“What are you doing here, little boy?” he cried. “Come with me to the police station!”

Jeremy shivered beneath the bedclothes. Perspiration beaded his forehead, and his legs gave curious little jerks from the knees downwards as though they had a life of their own with which he had nothing to do.

Half-past eleven struck. Very carefully he got out of bed, watching Hamlet out of the corner of his eye, put on his coat, his trousers and his boots, stole to the door and paused. Hamlet was still snoring peacefully. He crept out, then remembered that to do this properly one must take off one’s boots and carry them in one’s hand. Too late now for that. Downstairs he went; at every creak he paused; the house was like a closed box around him. From some room far away came loud, impatient snores. Once he stumbled and nearly fell; he stayed there, his hands on the banisters, a dead man save for the beating of his heart.

His hand was on the pantry window, he had pushed back the catch, climbed through, and in another moment was in the garden.

III

It was a very dark night. The garden gate creaked behind him as though accusing him of his wicked act; the darkness was so thick that you had to push against it as though it were a wall.

At first he ran, then the whole world seemed to run after him, trees, houses and all, so he stopped and walked slowly.

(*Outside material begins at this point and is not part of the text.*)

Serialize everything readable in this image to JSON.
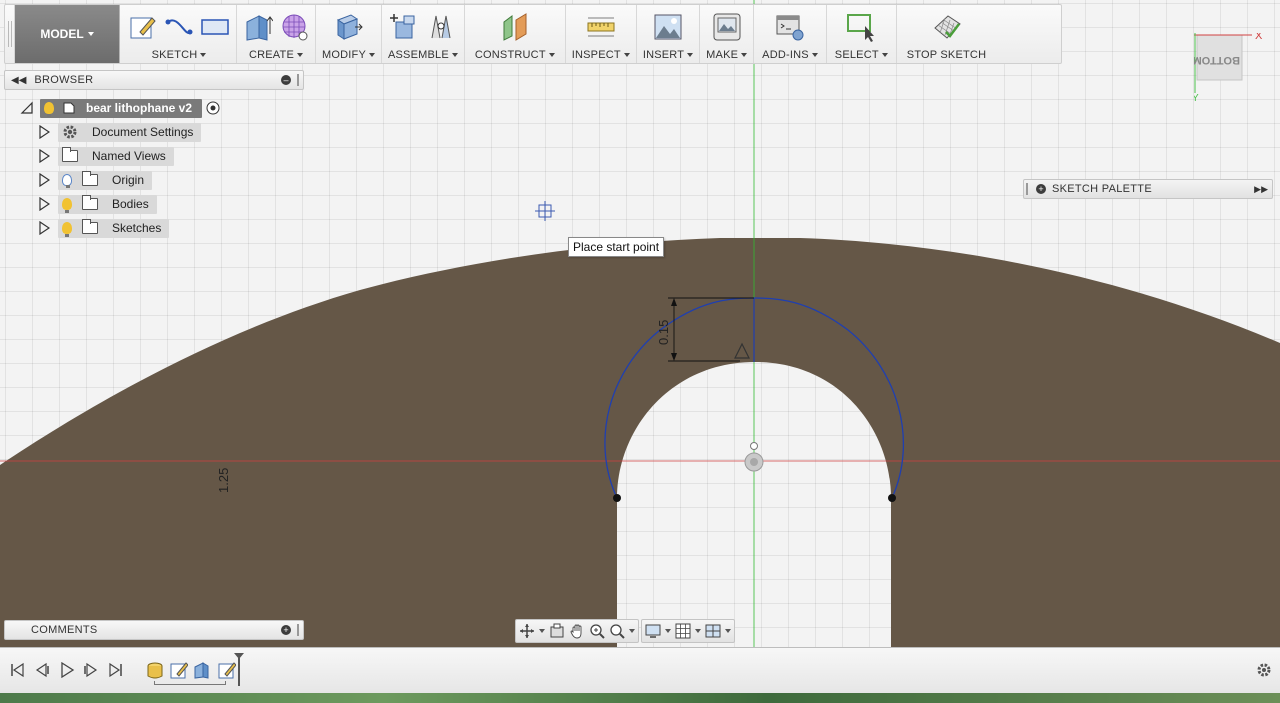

The world seemed gigantic; he was not as yet conscious of fear, but only suspicious of the presence of that gigantic policeman taking step with him, inch by inch, flicking his dark lantern, now here, now there, rising like a Jack-in-the-box suddenly above the trees and peering down upon him.

Then, when for the moment he left the houses behind him and began to walk up Green Lane towards the cathedral, his heart failed him. How horrible the trees were! All shapes and sizes; towers of castles, masts of ships, animals, pigs and hens and lions blowing a little in the night breezes, becking and bowing above him, holding out horrible, long, skinny fingers towards him, sometimes closing in upon him, then moving, fan-wise, out again. In fact, he was now completely miserable. With the dreadful finality of childhood he saw himself as condemned for life. By this time Hamlet, having discovered his absence, had barked the house awake. Already, perhaps, with lanterns they had started to search for him. The awful moment of discovery would come. Even Uncle Samuel would abandon him; nobody would ever be kind to him again.

At this point it was all that he could do to keep back the tears. His teeth were chattering, he had a crick in his back, he was very cold, the heel of one shoe rubbed his foot. And he was frightened! Bet your life but he was frightened! He hadn’t known that it would be like this, so silent and yet so full of sound, so dark and yet so light and alive with strange quivering lights, so cold and yet so warm with an odd, pressing heat! There were no lamps lit in the town below him (all lights out at ten o’clock in the Polchester of thirty years ago), and the cathedral loomed up before him a heavy black mass, threatening to fall upon him like the mountain in the Bible. Now the trees were coming to an end—here was a house and there another. A light in one window, but, for the rest, the houses quite dead like coffins. He came into Bodger Street, past the funny old-fashioned turnstile that led into Canon’s Yard over the cobble-stones of that ancient square, through the turnstile at the other end and into the Precincts. He was there! Shivering and frightened, but there! He had kept his word.

As he crossed the grass a figure moved forward from the shadow of the cathedral and came to meet him. It was Tommy Winchester. It immensely cheered Jeremy to see him; it also cheered him to see that if he was frightened Tommy was a great deal more so. Tommy’s teeth were chattering so that he could scarcely speak, but he managed to say that it was beastly cold, and that he had upset a jug of water getting out of his bedroom, and that a dog had barked at him all the way along the Precincts, and that he was sure his father would beat him. They were joined a moment later by another shivering mortal, Bartlett. A more unhappy trio never met together in the world’s history. They were too miserable for conversation, but simply stood huddled together under the great buttress by the west door and waited for the clock to strike.